Basic Writers in Composition's Public Turn: Voice and Influence in the Basic Writing Classroom, Christopher Minnix
While basic writing has made a public turn by incorporating service learning and community literacy pedagogies, basic writers are not often discussed in the vast and growing research on public writing in composition studies. Scholarship on public writing in composition has produced important discussions of the outcomes of public writing pedagogy, but the "incomes" of public writing—the experiences, cultural and linguistic differences, and knowledge of and dispositions towards public life—that students bring to public writing classrooms have gone largely unexplored. Scholars and teachers of basic writing can productively challenge public writing pedagogy to attend to these incomes by expanding their research on socioeconomic and cultural difference and access to students' writing in the public realm. I develop this argument out of current educational research on youth and civic engagement, beginning with a discussion of what Meira Levinson has called the "civic empowerment gap" among poor and minority students. I argue that the literacy narrative is a genre that provides students with rich opportunities to explore and negotiate the "incomes" they bring to public writing, as well as a genre that can be utilized and adapted for public persuasion.
"Ideas about Human Possibilities": Connecticut's PA 12-40 and Basic Writing in the Era of Neoliberalism, Patrick Sullivan
In 2012, the State of Connecticut enacted Public Act 12-40, legislation that dramatically changed the way remedial education was theorized, designed, and delivered at community colleges and regional state universities in Connecticut. One of the most controversial features of this legislative movement was that it appeared to establish a "floor" for matriculation into open admissions institutions in Connecticut—thereby effectively abandoning students who scored below certain cut-off scores (at or below the 8th grade level on our standardized placement test). This essay reports on an ethnographic study conducted with individuals enrolled in one of the first classes designed for this cohort of students. This group of students provides professionals interested in questions related to access and higher education a unique opportunity to reflect on key questions for our profession and our nation, framed and embodied by very real people with unique life histories.

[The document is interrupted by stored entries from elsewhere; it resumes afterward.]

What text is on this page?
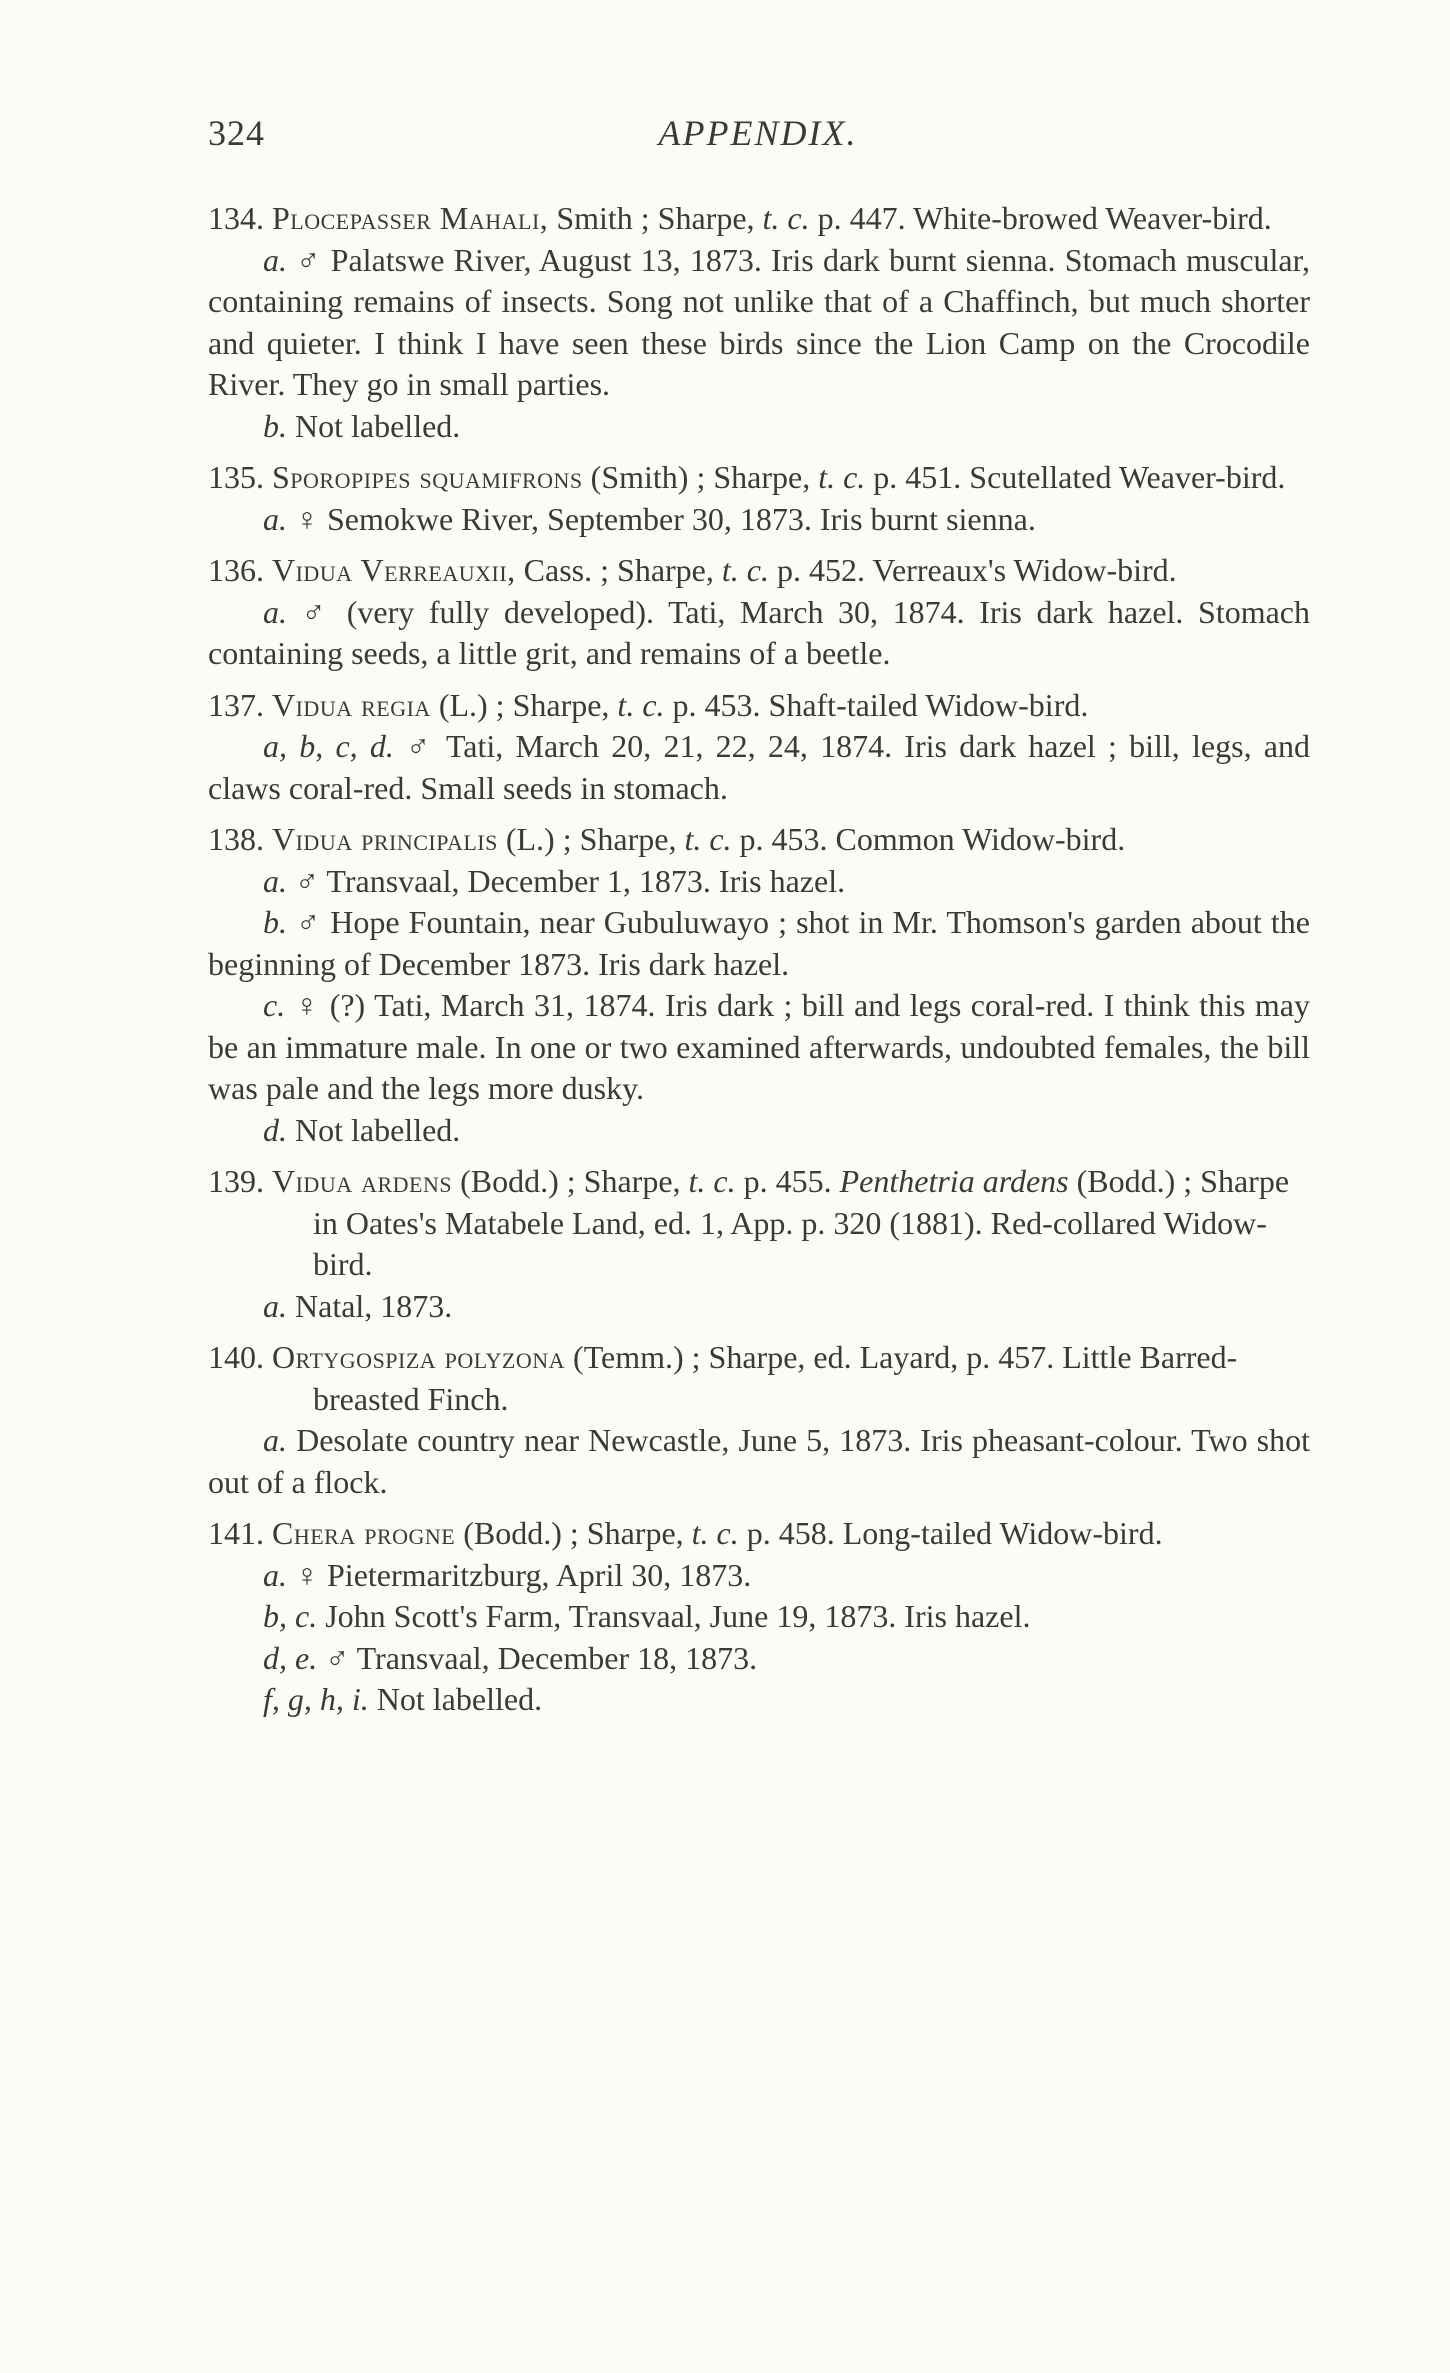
324	APPENDIX.
134. Plocepasser Mahali, Smith ; Sharpe, t. c. p. 447. White-browed Weaver-bird.
a. ♂ Palatswe River, August 13, 1873. Iris dark burnt sienna. Stomach muscular, containing remains of insects. Song not unlike that of a Chaffinch, but much shorter and quieter. I think I have seen these birds since the Lion Camp on the Crocodile River. They go in small parties.
b. Not labelled.
135. Sporopipes squamifrons (Smith) ; Sharpe, t. c. p. 451. Scutellated Weaver-bird.
a. ♀ Semokwe River, September 30, 1873. Iris burnt sienna.
136. Vidua Verreauxii, Cass. ; Sharpe, t. c. p. 452. Verreaux's Widow-bird.
a. ♂ (very fully developed). Tati, March 30, 1874. Iris dark hazel. Stomach containing seeds, a little grit, and remains of a beetle.
137. Vidua regia (L.) ; Sharpe, t. c. p. 453. Shaft-tailed Widow-bird.
a, b, c, d. ♂ Tati, March 20, 21, 22, 24, 1874. Iris dark hazel ; bill, legs, and claws coral-red. Small seeds in stomach.
138. Vidua principalis (L.) ; Sharpe, t. c. p. 453. Common Widow-bird.
a. ♂ Transvaal, December 1, 1873. Iris hazel.
b. ♂ Hope Fountain, near Gubuluwayo ; shot in Mr. Thomson's garden about the beginning of December 1873. Iris dark hazel.
c. ♀ (?) Tati, March 31, 1874. Iris dark ; bill and legs coral-red. I think this may be an immature male. In one or two examined afterwards, undoubted females, the bill was pale and the legs more dusky.
d. Not labelled.
139. Vidua ardens (Bodd.) ; Sharpe, t. c. p. 455. Penthetria ardens (Bodd.) ; Sharpe in Oates's Matabele Land, ed. 1, App. p. 320 (1881). Red-collared Widow-bird.
a. Natal, 1873.
140. Ortygospiza polyzona (Temm.) ; Sharpe, ed. Layard, p. 457. Little Barred-breasted Finch.
a. Desolate country near Newcastle, June 5, 1873. Iris pheasant-colour. Two shot out of a flock.
141. Chera progne (Bodd.) ; Sharpe, t. c. p. 458. Long-tailed Widow-bird.
a. ♀ Pietermaritzburg, April 30, 1873.
b, c. John Scott's Farm, Transvaal, June 19, 1873. Iris hazel.
d, e. ♂ Transvaal, December 18, 1873.
f, g, h, i. Not labelled.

Remedial, Basic, Advanced: Evolving Frameworks for First-Year Composition at the California State University, Daniel Melzer
In this essay. I conduct a Critical Discourse Analysis of the language surrounding the California State University (CSU) Chancellor's Office latest plan to curb remediation, the Early Start program. I consider Early Start in the context of what I argue is the evolution of three major frameworks for Basic Writing in the CSU: the CSU Chancellor's Office Remedial Writing Framework that focuses on deficiency and gatekeeping; the Basic Writing Framework that developed in the 1970s as a way for CSUS writing teachers to defend access for underserved students; and the emerging Advanced Writing Framework, which eliminates Basic Writing and redefines one semester of composition as advanced and a two semester stretch course as mainstream. I trace three themes in the "discourse event" of Early Start: Early Start's relation to historical discourse on remediation; replication of discourse norms by the media; and faculty complicity in the discourse of the Remedial Writing Framework. Based on my analysis of the ways that it disrupts the dominant discourse of remediation and basic skills, I argue the Advanced Writing Framework provides hope of changing the nature of the discourse.